Friday, April 3, 2009

The Chinese Were Suckered

The Chinese have embarrassed themselves. They believed that export-led growth was possible for a nation with a billion citizens. Export-led growth is fine for Japan or Korea, but China is so big that exports can account for only a small portion of the working population. Moreover, technological and scientific improvement limits the importance of labor-intensive industry. Export-led growth is fine to a point, but ultimately the comparative advantage of low labor costs needs to be surpassed by growth in human capital and technology, leading to competitive industry. With the largest potential market in the world, why would not China think in terms of developing the capacity to market internally? This would imply distributed growth, possibly based on the extent of export led growth that it has already experienced.

This would be accomplished through free market capitalist development whereby credit is widely distributed and entrepreneurship rewarded, free of taxation. The Chinese could accomplish this with a gold standard.

Instead, the Chinese allowed themselves to be suckered by Wall Street investment bankers and the US. The philosophical reason is likely this: the Chinese are still Marxists, and they believe that capitalism depends on exploitation. It seemed to them that in order to grow, their workers needed to be exploited. So they focused on low, exploitative labor costs. Then, they allowed Wall Street and its employees in the Fed and in Congress to convince them to invest in dollars, further reducing the cost of their exports. Thus, the Chinese have voluntarily cheated their workforce out of wages in order to subsidize American consumers and Wall Street.

Unfortunately for the United States, though, its public has been bamboozled into the same Wall Street scam: the advocacy of paper money expansion, high taxes and allocation of credit to foolish big business uses such as the Latin American debt crisis of the 1980s, Long Term Capital Management of the 1990s and the sub-prime bailout fiasco of the 2000's. This has led to a steady reduction in Americans' standard of living, a declining real hourly wage, as politically connected Wall Street opportunists make off with the cream of fresh Federal Reserve Bank reserves. The waste balloons larger as the "conservative"/"liberal" debate, better called the "Progressive"/"progressive" debate, grows ever more insipid, ever less relevant. American political debate has declined to the point where the news is communicated by bungling, drooling cretins who do not understand any of the issues.

Americans lack the intellectual curiosity or the motivation to question the Keynesian, pro-banker model. American politicians have squandered America's wealth on incompetently conceived and executed programs whose main purpose is to waste money. Americans do not raise an eyebrow that 50% of their earnings go to subsidize foolish government programs that produce value equal to 5% of their earnings.
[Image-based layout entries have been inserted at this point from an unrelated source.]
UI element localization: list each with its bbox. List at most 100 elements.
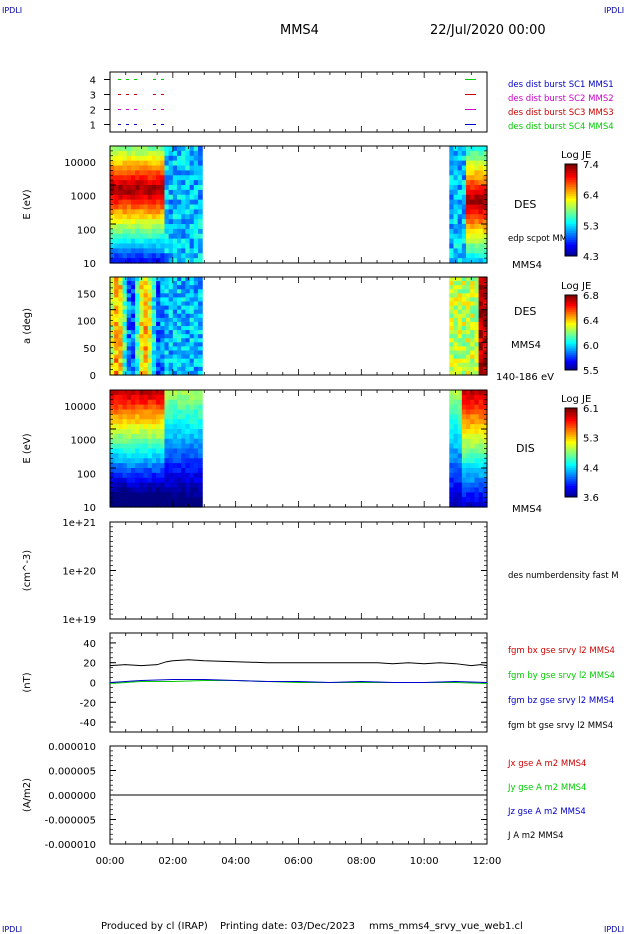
spectrogram-cell: [466, 285, 471, 290]
spectrogram-cell: [197, 390, 203, 396]
spectrogram-cell: [466, 404, 471, 411]
y-tick-label: 0: [90, 679, 96, 690]
spectrogram-cell: [143, 438, 149, 445]
spectrogram-cell: [147, 185, 153, 191]
spectrogram-cell: [461, 433, 467, 440]
spectrogram-cell: [122, 350, 128, 356]
spectrogram-cell: [474, 309, 480, 315]
spectrogram-cell: [164, 243, 170, 249]
spectrogram-cell: [118, 414, 124, 420]
spectrogram-cell: [193, 194, 199, 201]
spectrogram-cell: [466, 409, 471, 415]
spectrogram-cell: [126, 362, 132, 368]
spectrogram-cell: [197, 419, 203, 425]
spectrogram-cell: [193, 390, 199, 396]
spectrogram-cell: [189, 390, 195, 396]
spectrogram-cell: [118, 170, 124, 176]
spectrogram-cell: [126, 146, 132, 152]
spectrogram-cell: [482, 170, 488, 176]
spectrogram-cell: [160, 170, 166, 176]
spectrogram-cell: [160, 482, 166, 489]
spectrogram-cell: [130, 366, 136, 372]
spectrogram-cell: [135, 301, 140, 307]
spectrogram-cell: [461, 390, 467, 396]
spectrogram-cell: [168, 289, 174, 294]
spectrogram-cell: [147, 366, 153, 372]
y-tick-label: 50: [83, 344, 96, 355]
spectrogram-cell: [156, 482, 161, 489]
spectrogram-cell: [160, 199, 166, 206]
spectrogram-cell: [160, 313, 166, 319]
spectrogram-cell: [151, 238, 157, 245]
spectrogram-cell: [110, 150, 115, 157]
spectrogram-cell: [135, 468, 140, 474]
spectrogram-cell: [478, 482, 484, 489]
spectrogram-cell: [135, 477, 140, 484]
spectrogram-cell: [482, 253, 488, 259]
spectrogram-cell: [466, 189, 471, 196]
spectrogram-cell: [172, 146, 178, 152]
spectrogram-cell: [453, 305, 459, 311]
spectrogram-cell: [130, 165, 136, 171]
series-line: [109, 679, 488, 684]
spectrogram-cell: [151, 346, 157, 352]
spectrogram-cell: [147, 362, 153, 368]
spectrogram-cell: [164, 453, 170, 459]
spectrogram-cell: [172, 394, 178, 401]
y-tick-label: 2: [90, 106, 96, 117]
spectrogram-cell: [197, 463, 203, 469]
spectrogram-cell: [197, 429, 203, 435]
y-tick-label: 1000: [71, 192, 96, 203]
spectrogram-cell: [466, 219, 471, 225]
spectrogram-cell: [114, 321, 119, 327]
spectrogram-cell: [449, 366, 455, 372]
colorbar-segment: [565, 251, 577, 255]
spectrogram-cell: [181, 482, 186, 489]
spectrogram-cell: [160, 409, 166, 415]
spectrogram-cell: [478, 334, 484, 339]
spectrogram-cell: [461, 448, 467, 454]
spectrogram-cell: [457, 350, 463, 356]
spectrogram-cell: [143, 362, 149, 368]
spectrogram-cell: [139, 317, 145, 323]
spectrogram-cell: [461, 463, 467, 469]
spectrogram-cell: [482, 330, 488, 335]
spectrogram-cell: [143, 301, 149, 307]
spectrogram-cell: [177, 414, 182, 420]
spectrogram-cell: [189, 253, 195, 259]
spectrogram-cell: [453, 219, 459, 225]
spectrogram-cell: [478, 472, 484, 479]
spectrogram-cell: [130, 477, 136, 484]
spectrogram-cell: [130, 463, 136, 469]
spectrogram-cell: [482, 150, 488, 157]
colorbar-segment: [565, 366, 577, 369]
spectrogram-cell: [449, 424, 455, 430]
spectrogram-cell: [143, 463, 149, 469]
spectrogram-cell: [156, 354, 161, 360]
spectrogram-cell: [461, 313, 467, 319]
spectrogram-cell: [147, 433, 153, 440]
spectrogram-cell: [185, 293, 191, 299]
spectrogram-cell: [474, 342, 480, 348]
spectrogram-cell: [189, 175, 195, 181]
colorbar-tick-label: 3.6: [583, 493, 599, 504]
spectrogram-cell: [151, 468, 157, 474]
spectrogram-cell: [164, 233, 170, 240]
spectrogram-cell: [147, 305, 153, 311]
spectrogram-cell: [151, 350, 157, 356]
spectrogram-cell: [160, 293, 166, 299]
spectrogram-cell: [143, 358, 149, 364]
spectrogram-cell: [135, 394, 140, 401]
spectrogram-cell: [177, 482, 182, 489]
colorbar-segment: [565, 472, 577, 476]
spectrogram-cell: [147, 297, 153, 303]
spectrogram-cell: [172, 390, 178, 396]
spectrogram-cell: [147, 309, 153, 315]
spectrogram-cell: [478, 354, 484, 360]
spectrogram-cell: [482, 214, 488, 220]
spectrogram-cell: [114, 160, 119, 167]
spectrogram-cell: [151, 305, 157, 311]
spectrogram-cell: [147, 165, 153, 171]
spectrogram-cell: [177, 477, 182, 484]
Americans are too busy watching "Entertainment Tonight" to care.

The Chinese have the potential to become the leading global power. They can achieve this by following common sense. Their call for a new currency was common sense. But they continue to be suckered by Keynesian double talk and lies. The new currency should be gold. It should be objective. It should not be subject to political manipulation as would a new paper currency. It should not be subject to the opinions of greedy bankers who do not know how to produce value.

I urge the Chinese to adopt the gold standard and the capitalist economic system. Capitalism does not mean exploitation. It means increasing wealth. When freed of the disruptions of paper money, it functions better than any other system.